Resveratrol, sesamol, sesame oil and sunflower oil are known natural dietary components with intrinsic cancer chemopreventive potentials. As a part of our study of dietary constituents as potential cancer chemopreventive agents, we have assessed the anti-cancer potentials of these products in the promotion stage of cancer development employing the in vitro Epstein-Barr virus early antigen activation assay induced by the tumor promoter 12-O-tetradecanoylphorbol 13-acetate (TPA). Further, we studied the activities of these compounds in the brine shrimp cytotoxicity assay as well as on the stable 1,1-diphenyl-2-picrylhydrazyl (DPPH) free radical scavenging bioassay with a view to comparing some of the mechanisms of their anti-cancer activity. Finally, we compared the observed chemoprotective capabilities of the four products in the in vivo 7,12 dimethylbenz(a)anthracene initiated and TPA-promoted mouse skin two-stage carcinogenesis protocols. All the products tested showed a profound inhibitory effect on the Epstein-Barr virus early antigen induction using Raji cells. Comparatively, sesame oil was the most potent followed by sesamol and then resveratrol. Only sesamol and resveratrol showed a remarkable cytotoxic activity in the brine shrimp lethality assays as well as profound free radical scavenging activity in the DPPH bioassay. In both test systems, sesamol exhibited a more remarkable activity than resveratrol while sesame oil and sunflower oil did not exhibit any appreciable activity even at the highest concentrations tested (4000 microg ml(-1) ). In our in vivo assay at a 50-fold molar ratio to TPA, sesamol offered 50% reduction in mouse skin papillomas at 20 weeks after promotion with TPA. Under an identical molar ratio to TPA, resveratrol offered a 60% reduction in the papillomas in mouse at 20 weeks. Thus sesamol seems to be an almost equally potent chemopreventive agent. Sesame oil and sunflower oil offered 20 and 40% protection, respectively, in the mouse skin tumor model. The anti-oxidant capabilities of these compounds could not solely explain the observed anti-cancer characteristics. Resveratrol is present in grapes. Sesamol, a constituent of sesame oil and sunflower oil are regularly consumed dietary natural products. The observed chemopreventive effect of these products particularly warrants more attention since they already exist in the population with no known adverse effects.

Pharmacol Res. 2002 Jun;45(6):499-505

Comparative effects of flaxseed and sesame seed on vitamin E and cholesterol levels in rats.

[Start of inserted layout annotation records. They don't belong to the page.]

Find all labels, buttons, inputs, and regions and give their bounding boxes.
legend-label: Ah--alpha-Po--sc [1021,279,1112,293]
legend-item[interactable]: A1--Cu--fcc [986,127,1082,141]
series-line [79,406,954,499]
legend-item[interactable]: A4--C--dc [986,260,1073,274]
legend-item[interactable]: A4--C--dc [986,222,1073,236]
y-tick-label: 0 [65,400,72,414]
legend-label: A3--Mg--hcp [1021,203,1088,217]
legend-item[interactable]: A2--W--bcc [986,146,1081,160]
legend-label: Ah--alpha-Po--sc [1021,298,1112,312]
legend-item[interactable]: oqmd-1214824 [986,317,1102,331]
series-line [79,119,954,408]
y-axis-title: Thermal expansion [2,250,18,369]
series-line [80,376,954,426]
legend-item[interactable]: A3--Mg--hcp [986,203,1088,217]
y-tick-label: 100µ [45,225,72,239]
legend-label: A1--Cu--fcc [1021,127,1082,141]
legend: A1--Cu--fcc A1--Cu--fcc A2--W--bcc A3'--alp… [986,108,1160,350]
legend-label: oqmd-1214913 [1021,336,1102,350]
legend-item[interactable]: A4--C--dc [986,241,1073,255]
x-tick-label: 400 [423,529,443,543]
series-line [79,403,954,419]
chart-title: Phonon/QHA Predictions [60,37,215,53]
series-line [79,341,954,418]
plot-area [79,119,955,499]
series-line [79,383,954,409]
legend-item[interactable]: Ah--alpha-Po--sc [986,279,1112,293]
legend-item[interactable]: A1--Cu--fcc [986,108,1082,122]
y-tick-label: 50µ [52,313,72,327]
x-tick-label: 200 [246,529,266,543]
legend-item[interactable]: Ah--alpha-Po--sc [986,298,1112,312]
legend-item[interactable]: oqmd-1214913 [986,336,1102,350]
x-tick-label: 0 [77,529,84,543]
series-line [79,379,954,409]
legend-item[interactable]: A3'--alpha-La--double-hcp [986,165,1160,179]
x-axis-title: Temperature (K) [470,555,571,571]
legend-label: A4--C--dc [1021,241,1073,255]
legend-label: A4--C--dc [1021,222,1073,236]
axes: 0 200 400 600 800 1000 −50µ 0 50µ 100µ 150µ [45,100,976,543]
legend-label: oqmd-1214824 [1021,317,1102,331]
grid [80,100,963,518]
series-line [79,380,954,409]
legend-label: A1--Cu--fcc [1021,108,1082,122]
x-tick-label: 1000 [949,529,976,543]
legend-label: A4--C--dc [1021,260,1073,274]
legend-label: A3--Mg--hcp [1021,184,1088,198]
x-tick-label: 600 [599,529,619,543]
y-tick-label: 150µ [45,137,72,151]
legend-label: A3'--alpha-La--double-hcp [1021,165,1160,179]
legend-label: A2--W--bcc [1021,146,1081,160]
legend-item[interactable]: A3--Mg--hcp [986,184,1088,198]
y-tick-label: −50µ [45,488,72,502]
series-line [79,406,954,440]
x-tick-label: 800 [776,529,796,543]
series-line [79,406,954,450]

Flaxseed and sesame seed both contain more than 40% fat, about 20% protein, and vitamin E, mostly gamma-tocopherol. Furthermore, both contain considerable amounts of plant lignans. However, flaxseed contains 54% alpha-linolenic acid, but sesame seed only 0.6%, and the chemical structures of flaxseed and sesame lignans are different. In this study, we investigated the differential effects of flaxseed and sesame seed on plasma and tissue gamma-tocopherol, TBARS, and cholesterol concentrations. Rats were fed experimental diets for 4 wk: vitamin E-free, (-VE), gamma-tocopherol, flaxseed (FS), sesame seed (SS), flaxseed oil (FO), FO with sesamin (FOS), and defatted flaxseed (DFF). SS and FOS diets induced significantly higher gamma-tocopherol concentrations in plasma and liver compared with FS, FO, and DFF diets. Groups fed FS, FO, and FOS showed lower plasma total cholesterol compared with the SS and DFF groups. Higher TBARS concentrations in plasma and liver were observed in the FS and FO groups but not in the FOS group. These results suggest that sesame seed and its lignans induced higher gamma-tocopherol and lower TBARS concentrations, whereas flaxseed lignans had no such effects. Further, alpha-linolenic acid produced strong plasma cholesterol-lowering effects and higher TBARS concentrations.